Weeks 9-12: XDR stitching oblako↔endpoynty↔set, BEC/ATO models, auto-isolation, compliance reports.

6-9 months: CSPM/CIEM, SBOM/Supply-chain, auto-calibration of thresholds, red timings and post-mortems according to XAI timelines.


14) Typical mistakes and how to avoid them

Expect "magic" from LLM. Generative models are assistants, not detectors. Put them behind XDR/UEBA, not before.

Blind sensitivity of models. Without calibration and guard metrics, you will drown in noise.

No count. Individual signals skip chains and campaigns.

Mix security and UX without XAI. Blocking without explanation undermines trust.
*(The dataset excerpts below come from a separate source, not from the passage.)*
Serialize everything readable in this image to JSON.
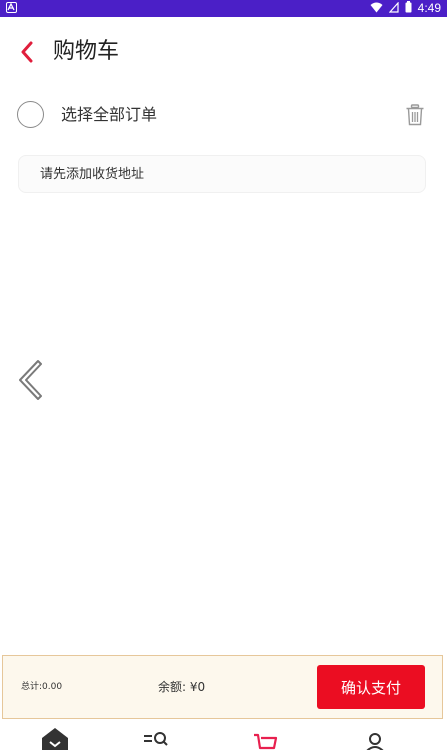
{
  "status_bar": {
    "time": "4:49",
    "icons": [
      "app-notification-icon",
      "wifi-icon",
      "signal-icon",
      "battery-icon"
    ]
  },
  "header": {
    "title": "购物车",
    "back_icon": "chevron-left-icon"
  },
  "cart": {
    "select_all_label": "选择全部订单",
    "delete_icon": "trash-icon",
    "address_prompt": "请先添加收货地址"
  },
  "checkout": {
    "total_label": "总计:0.00",
    "balance_label": "余额: ¥0",
    "confirm_button": "确认支付"
  },
  "bottom_nav": {
    "items": [
      {
        "icon": "home-icon"
      },
      {
        "icon": "category-search-icon"
      },
      {
        "icon": "cart-icon",
        "active": true
      },
      {
        "icon": "profile-icon"
      }
    ]
  },
  "colors": {
    "status_bar": "#4b1fc7",
    "accent": "#eb0d22",
    "nav_active": "#e8204f",
    "checkout_bg": "#fdf8ed",
    "checkout_border": "#e6c79a"
  }
}
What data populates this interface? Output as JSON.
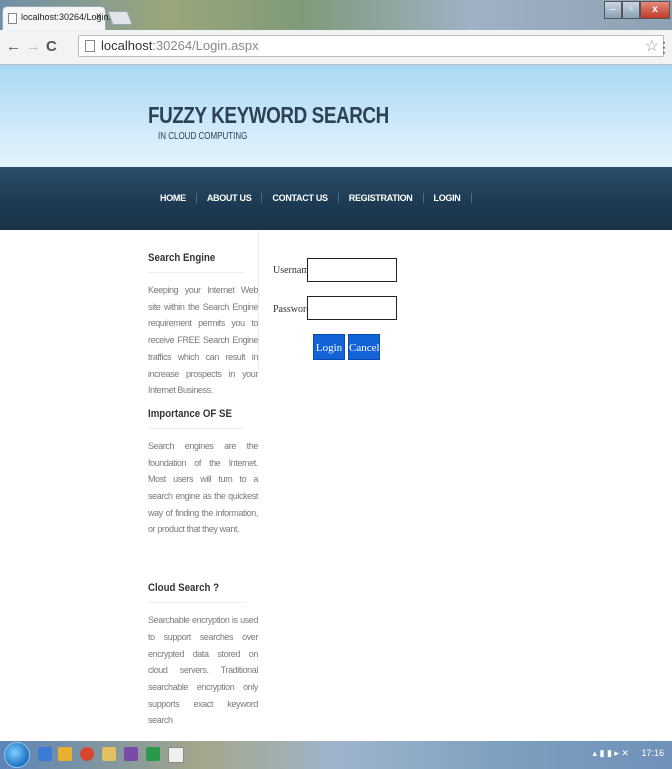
{
  "browser": {
    "tab_title": "localhost:30264/Login.asp",
    "tab_close": "x",
    "url_host": "localhost",
    "url_rest": ":30264/Login.aspx"
  },
  "site": {
    "title": "FUZZY KEYWORD SEARCH",
    "subtitle": "IN CLOUD COMPUTING"
  },
  "nav": {
    "items": [
      "HOME",
      "ABOUT US",
      "CONTACT US",
      "REGISTRATION",
      "LOGIN"
    ]
  },
  "sidebar": {
    "sections": [
      {
        "heading": "Search Engine",
        "text": "Keeping your Internet Web site within the Search Engine requirement permits you to receive FREE Search Engine traffics which can result in increase prospects in your Internet Business."
      },
      {
        "heading": "Importance OF SE",
        "text": "Search engines are the foundation of the Internet. Most users will turn to a search engine as the quickest way of finding the information, or product that they want."
      },
      {
        "heading": "Cloud Search ?",
        "text": "Searchable encryption is used to support searches over encrypted data stored on cloud servers. Traditional searchable encryption only supports exact keyword search"
      }
    ]
  },
  "login": {
    "username_label": "Username :",
    "password_label": "Password :",
    "username_value": "",
    "password_value": "",
    "login_button": "Login",
    "cancel_button": "Cancel"
  },
  "taskbar": {
    "clock": "17:16"
  },
  "colors": {
    "header_top": "#a8d8f3",
    "nav_bg": "#1d3a52",
    "button_bg": "#1262d8",
    "title_text": "#2d4255"
  }
}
No DevSecOps. Without policy-as-code and rollback, any edit breaks production.

Collect "everything." Excess data = risk and expense; choose minimal-enough.


15) Before/after cases

BEC attempt: NLP notes an abnormal payment request, the graph associates the imitator domain with a well-known campaign → SOAR puts the correspondence on hold, requires an out-of-band confirmation, blocks the domain in the mail gateway.

Ransomware-early detection: surge rename + non-standard processes + beacon → segment isolation, SMB disable, snapshot rollback, IR notification, XAI report on attack steps.

ATO by identity: device change + geo, strange tokens → forced logout of all sessions, MFA-reset, analysis of recent actions, notification of the owner.

Cloud drift: the emergence of a redundant IAM role → auto-PR with the Terraform patch, alert to the service owner, check through policy-as-code.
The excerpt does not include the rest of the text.